Friday, November 28, 2008

Countless hours of hard work have paid off for the Cassville Fire Protection District. The district's ISO (Insurance Service Office) fire suppression ratings have improved, according to a press release that was issued by the district last Friday.

The district is now rated at a class 6 for the city and a class 7 for the rural portion of the district. This new rating represents a change in the rural rating from a 9 in 2005 when voters approved the formation of a tax-supported fire department to the present class 7 rating.

"It is a really big deal to drop two classifications like that," said Daron Evans, district administrator. "We do have plans over the next three to five years to drop the classifications even lower."

The process of lowering ISO classifications has taken district personnel a year to complete. According to Fire Chief Millard Andrews, several factors contributed to the improved rating.

"Since we went to a tax district, we've been able to add three tankers," said Andrews.

These additional tankers helped the district meet the criteria of a class 7 ISO rating that requires rural fire departments to be able to deliver water at the same rate as cities that have fire hydrants with 500-gallon-a-minute flow.

"We went through several timed demonstrations to prove this," said Andrews.

In addition, the district was able to improve its water shuttle capabilities and improve its access to water supply in cooperation with mutual aid agreements with Barry County fire departments.

Firefighter training is another factor that is considered during the ISO review process. According to Andrews, the Cassville Fire Protection District is served by 22 volunteer firefighters, and half of those firemen are state and nationally certified in Firefighter 1 and Firefighter II.

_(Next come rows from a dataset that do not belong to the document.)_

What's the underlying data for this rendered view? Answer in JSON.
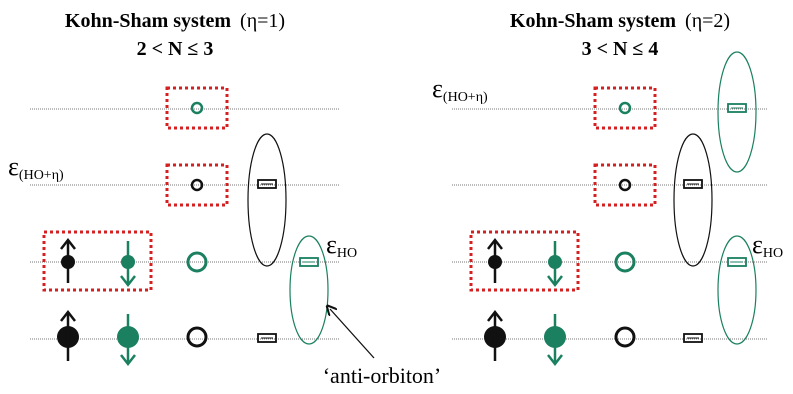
{
  "left_panel": {
    "title_bold": "Kohn-Sham system",
    "title_eta": "(η=1)",
    "range": "2 < N ≤ 3",
    "eps_label": "ε",
    "eps_sub": "(HO+η)",
    "eps_ho": "ε",
    "eps_ho_sub": "HO"
  },
  "right_panel": {
    "title_bold": "Kohn-Sham system",
    "title_eta": "(η=2)",
    "range": "3 < N ≤ 4",
    "eps_label": "ε",
    "eps_sub": "(HO+η)",
    "eps_ho": "ε",
    "eps_ho_sub": "HO"
  },
  "annotation": "‘anti-orbiton’",
  "colors": {
    "black": "#111111",
    "green": "#1a8060",
    "red": "#d42020",
    "line": "#777777"
  }
}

"This certification is a six month process that takes several nights a week and Saturdays," said Andrews.

Construction of the district's south substation at the intersection of Highways 112 and AA also helped lower the ISO rating by extending the district's service radius.

"In the future we're planning a north substation as soon as funds become available," said Andrews.

With a lowered ISO classification, homeowners living in the fire protection district should see a reduction in their insurance premiums. Rough estimates show that homeowners could see their premiums decrease by up to 25 percent.

Very few district patrons pay more than $100 a year in taxes to support the fire district. Lowered ISO ratings could offer district residents as much as $200 a year in savings off their current insurance premiums depending on type of policy and the value of an individual's home.

ISO reviews used to be required every 15 years, but now fire departments request ISO reviews if they think their classifications have improved.

The Cassville Fire Protection District is guided by a five-member Board of Directors. They include: Gary Fields, chairman; Don Bowen, vice chairman; and Mike Bailey, Carl Buchanan and Gary Davis, board members.